Signal Analytics is one of the key research domain of Cyber Physical Systems (CPS) where smart networked systems with embedded sensors, processors and actuators that are designed to sense and interact with the physical world and support real-time, guaranteed performance in safety-critical applications.
The main focus of the Signal Analytics Group is to carry out R&D in the following domains:
Machine Learning and Signal Processing
An increasing number of applications require the joint use of signal processing and machine learning techniques on temporal and sensor data. Mining of processed signal can discover interesting patterns.

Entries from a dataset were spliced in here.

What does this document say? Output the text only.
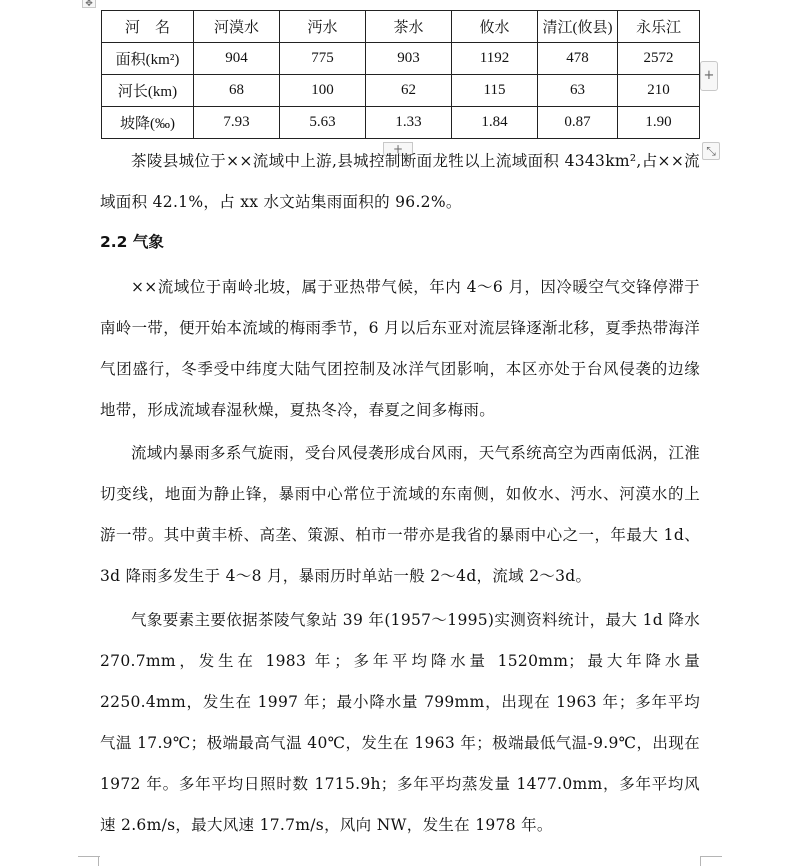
✥
河　名	河漠水	沔水	茶水	攸水	清江(攸县)	永乐江
面积(km²)	904	775	903	1192	478	2572
河长(km)	68	100	62	115	63	210
坡降(‰)	7.93	5.63	1.33	1.84	0.87	1.90
+
+	⤡
茶陵县城位于××流域中上游,县城控制断面龙牲以上流域面积 4343km²,占××流域面积 42.1%，占 xx 水文站集雨面积的 96.2%。
2.2 气象
××流域位于南岭北坡，属于亚热带气候，年内 4～6 月，因冷暖空气交锋停滞于南岭一带，便开始本流域的梅雨季节，6 月以后东亚对流层锋逐渐北移，夏季热带海洋气团盛行，冬季受中纬度大陆气团控制及冰洋气团影响，本区亦处于台风侵袭的边缘地带，形成流域春湿秋燥，夏热冬冷，春夏之间多梅雨。
流域内暴雨多系气旋雨，受台风侵袭形成台风雨，天气系统高空为西南低涡，江淮切变线，地面为静止锋，暴雨中心常位于流域的东南侧，如攸水、沔水、河漠水的上游一带。其中黄丰桥、高垄、策源、柏市一带亦是我省的暴雨中心之一，年最大 1d、3d 降雨多发生于 4～8 月，暴雨历时单站一般 2～4d，流域 2～3d。
气象要素主要依据茶陵气象站 39 年(1957～1995)实测资料统计，最大 1d 降水 270.7mm，发生在 1983 年；多年平均降水量 1520mm；最大年降水量 2250.4mm，发生在 1997 年；最小降水量 799mm，出现在 1963 年；多年平均气温 17.9℃；极端最高气温 40℃，发生在 1963 年；极端最低气温-9.9℃，出现在 1972 年。多年平均日照时数 1715.9h；多年平均蒸发量 1477.0mm，多年平均风速 2.6m/s，最大风速 17.7m/s，风向 NW，发生在 1978 年。
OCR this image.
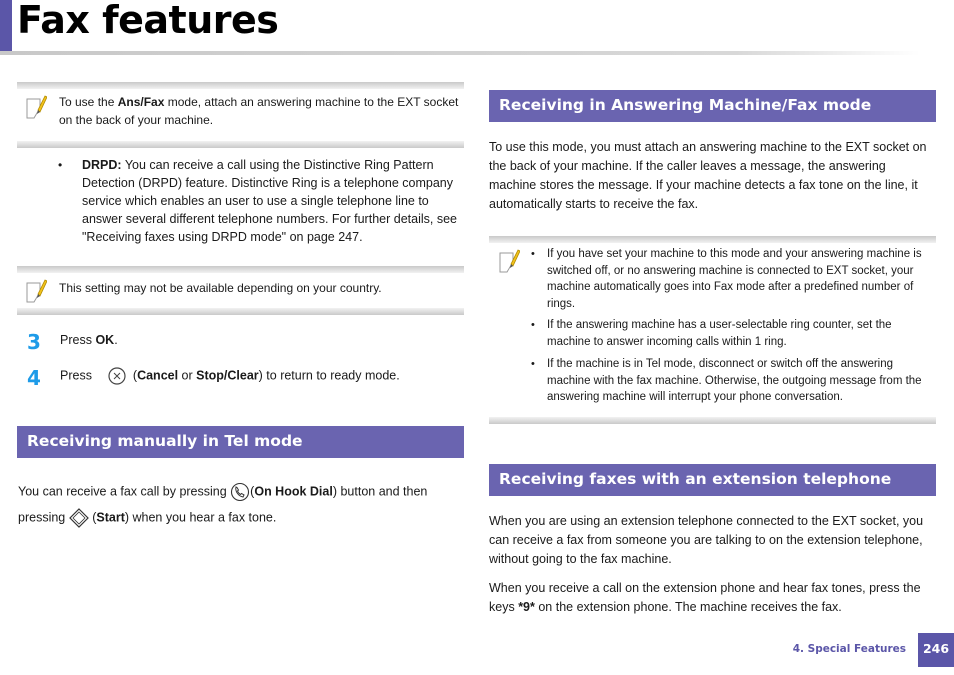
Fax features
To use the Ans/Fax mode, attach an answering machine to the EXT socket on the back of your machine.
• DRPD: You can receive a call using the Distinctive Ring Pattern Detection (DRPD) feature. Distinctive Ring is a telephone company service which enables an user to use a single telephone line to answer several different telephone numbers. For further details, see "Receiving faxes using DRPD mode" on page 247.
This setting may not be available depending on your country.
3 Press OK.
4 Press	(Cancel or Stop/Clear) to return to ready mode.
Receiving manually in Tel mode
You can receive a fax call by pressing (On Hook Dial) button and then
pressing  (Start) when you hear a fax tone.
Receiving in Answering Machine/Fax mode
To use this mode, you must attach an answering machine to the EXT socket on the back of your machine. If the caller leaves a message, the answering machine stores the message. If your machine detects a fax tone on the line, it automatically starts to receive the fax.
• If you have set your machine to this mode and your answering machine is switched off, or no answering machine is connected to EXT socket, your machine automatically goes into Fax mode after a predefined number of rings.
• If the answering machine has a user-selectable ring counter, set the machine to answer incoming calls within 1 ring.
• If the machine is in Tel mode, disconnect or switch off the answering machine with the fax machine. Otherwise, the outgoing message from the answering machine will interrupt your phone conversation.
Receiving faxes with an extension telephone
When you are using an extension telephone connected to the EXT socket, you can receive a fax from someone you are talking to on the extension telephone, without going to the fax machine.
When you receive a call on the extension phone and hear fax tones, press the keys *9* on the extension phone. The machine receives the fax.
4. Special Features	246
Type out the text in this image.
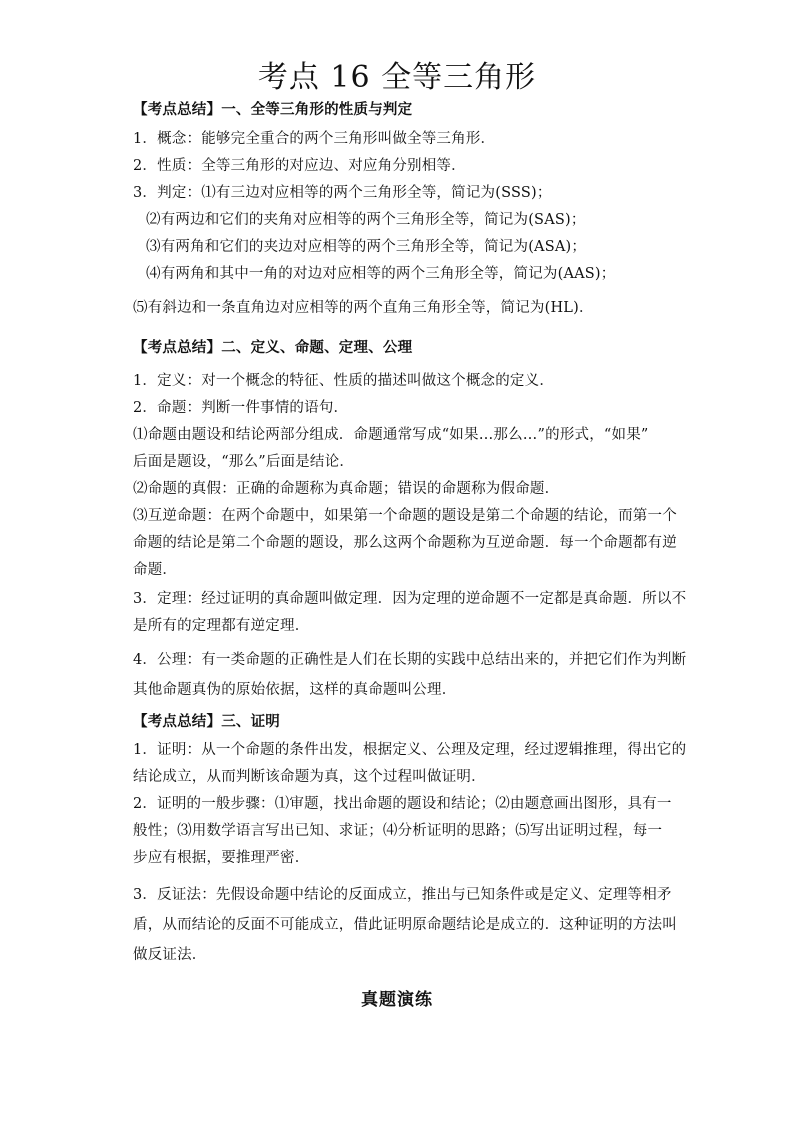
考点 16 全等三角形
【考点总结】一、全等三角形的性质与判定
1．概念：能够完全重合的两个三角形叫做全等三角形．
2．性质：全等三角形的对应边、对应角分别相等．
3．判定：⑴有三边对应相等的两个三角形全等，简记为(SSS)；
⑵有两边和它们的夹角对应相等的两个三角形全等，简记为(SAS)；
⑶有两角和它们的夹边对应相等的两个三角形全等，简记为(ASA)；
⑷有两角和其中一角的对边对应相等的两个三角形全等，简记为(AAS)；
⑸有斜边和一条直角边对应相等的两个直角三角形全等，简记为(HL)．
【考点总结】二、定义、命题、定理、公理
1．定义：对一个概念的特征、性质的描述叫做这个概念的定义．
2．命题：判断一件事情的语句．
⑴命题由题设和结论两部分组成．命题通常写成“如果…那么…”的形式，“如果”
后面是题设，“那么”后面是结论．
⑵命题的真假：正确的命题称为真命题；错误的命题称为假命题．
⑶互逆命题：在两个命题中，如果第一个命题的题设是第二个命题的结论，而第一个
命题的结论是第二个命题的题设，那么这两个命题称为互逆命题．每一个命题都有逆
命题．
3．定理：经过证明的真命题叫做定理．因为定理的逆命题不一定都是真命题．所以不
是所有的定理都有逆定理．
4．公理：有一类命题的正确性是人们在长期的实践中总结出来的，并把它们作为判断
其他命题真伪的原始依据，这样的真命题叫公理．
【考点总结】三、证明
1．证明：从一个命题的条件出发，根据定义、公理及定理，经过逻辑推理，得出它的
结论成立，从而判断该命题为真，这个过程叫做证明．
2．证明的一般步骤：⑴审题，找出命题的题设和结论；⑵由题意画出图形，具有一
般性；⑶用数学语言写出已知、求证；⑷分析证明的思路；⑸写出证明过程，每一
步应有根据，要推理严密．
3．反证法：先假设命题中结论的反面成立，推出与已知条件或是定义、定理等相矛
盾，从而结论的反面不可能成立，借此证明原命题结论是成立的．这种证明的方法叫
做反证法．
真题演练
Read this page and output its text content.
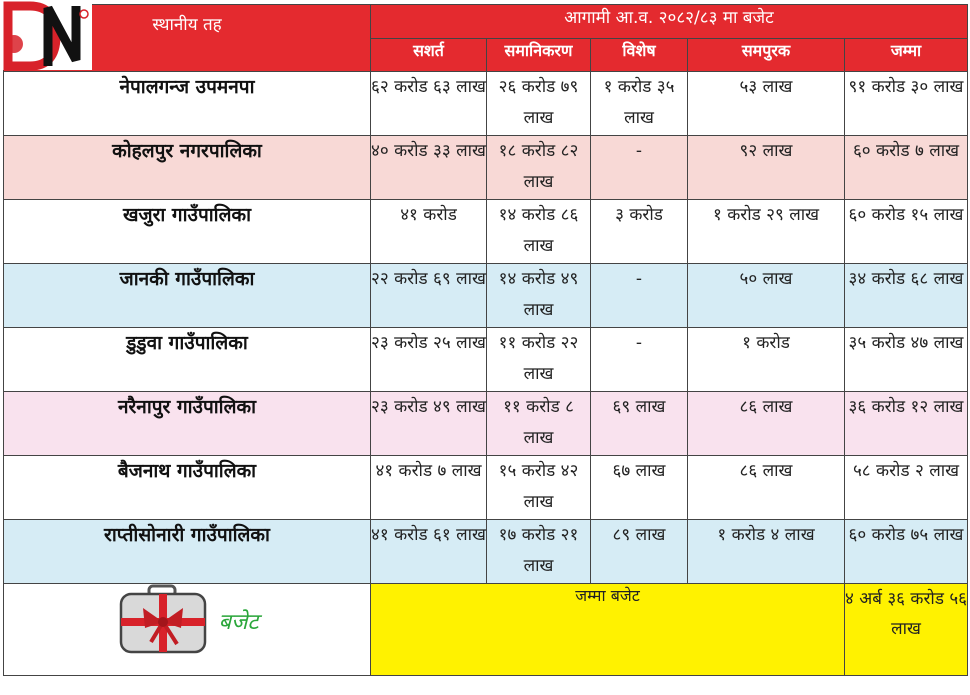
स्थानीय तह	आगामी आ.व. २०८२/८३ मा बजेट				
	सशर्त	समानिकरण	विशेष	समपुरक	जम्मा
नेपालगन्ज उपमनपा	६२ करोड ६३ लाख	२६ करोड ७९ लाख	१ करोड ३५ लाख	५३ लाख	९१ करोड ३० लाख
कोहलपुर नगरपालिका	४० करोड ३३ लाख	१८ करोड ८२ लाख	-	९२ लाख	६० करोड ७ लाख
खजुरा गाउँपालिका	४१ करोड	१४ करोड ८६ लाख	३ करोड	१ करोड २९ लाख	६० करोड १५ लाख
जानकी गाउँपालिका	२२ करोड ६९ लाख	१४ करोड ४९ लाख	-	५० लाख	३४ करोड ६८ लाख
डुडुवा गाउँपालिका	२३ करोड २५ लाख	११ करोड २२ लाख	-	१ करोड	३५ करोड ४७ लाख
नरैनापुर गाउँपालिका	२३ करोड ४९ लाख	११ करोड ८ लाख	६९ लाख	८६ लाख	३६ करोड १२ लाख
बैजनाथ गाउँपालिका	४१ करोड ७ लाख	१५ करोड ४२ लाख	६७ लाख	८६ लाख	५८ करोड २ लाख
राप्तीसोनारी गाउँपालिका	४१ करोड ६१ लाख	१७ करोड २१ लाख	८९ लाख	१ करोड ४ लाख	६० करोड ७५ लाख
बजेट	जम्मा बजेट				४ अर्ब ३६ करोड ५६ लाख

The specific patterns in the signals can indicate some of the actionable outcomes such as failure of a device, forecasting, identification etc. The IoT enabled sensors produce variety of data streams at high velocity and may send multiple signals simultaneously over time. It is require to process multi-dimensional time-order streams. Therefore, novel ways to find specific patterns in the signals generated by many sources are also required.
Chemometrics and Machine Learning
Chemometrics is an analytical chemical field that uses mathematical tools to design or select experimental procedures. Such procedures are used to provide the maximum relevant chemical information by analysing chemical data and to obtain knowledge about chemical systems. Electrochemical, acoustic and Spectral analysis with pattern recognition and machine learning techniques can enhance the power of sensing schemes. Development of effective analysis tools is a challenge for effective intelligent sensor development for some of the basic problems like water quality determination, soil analysis, milk quality and food quality assessment.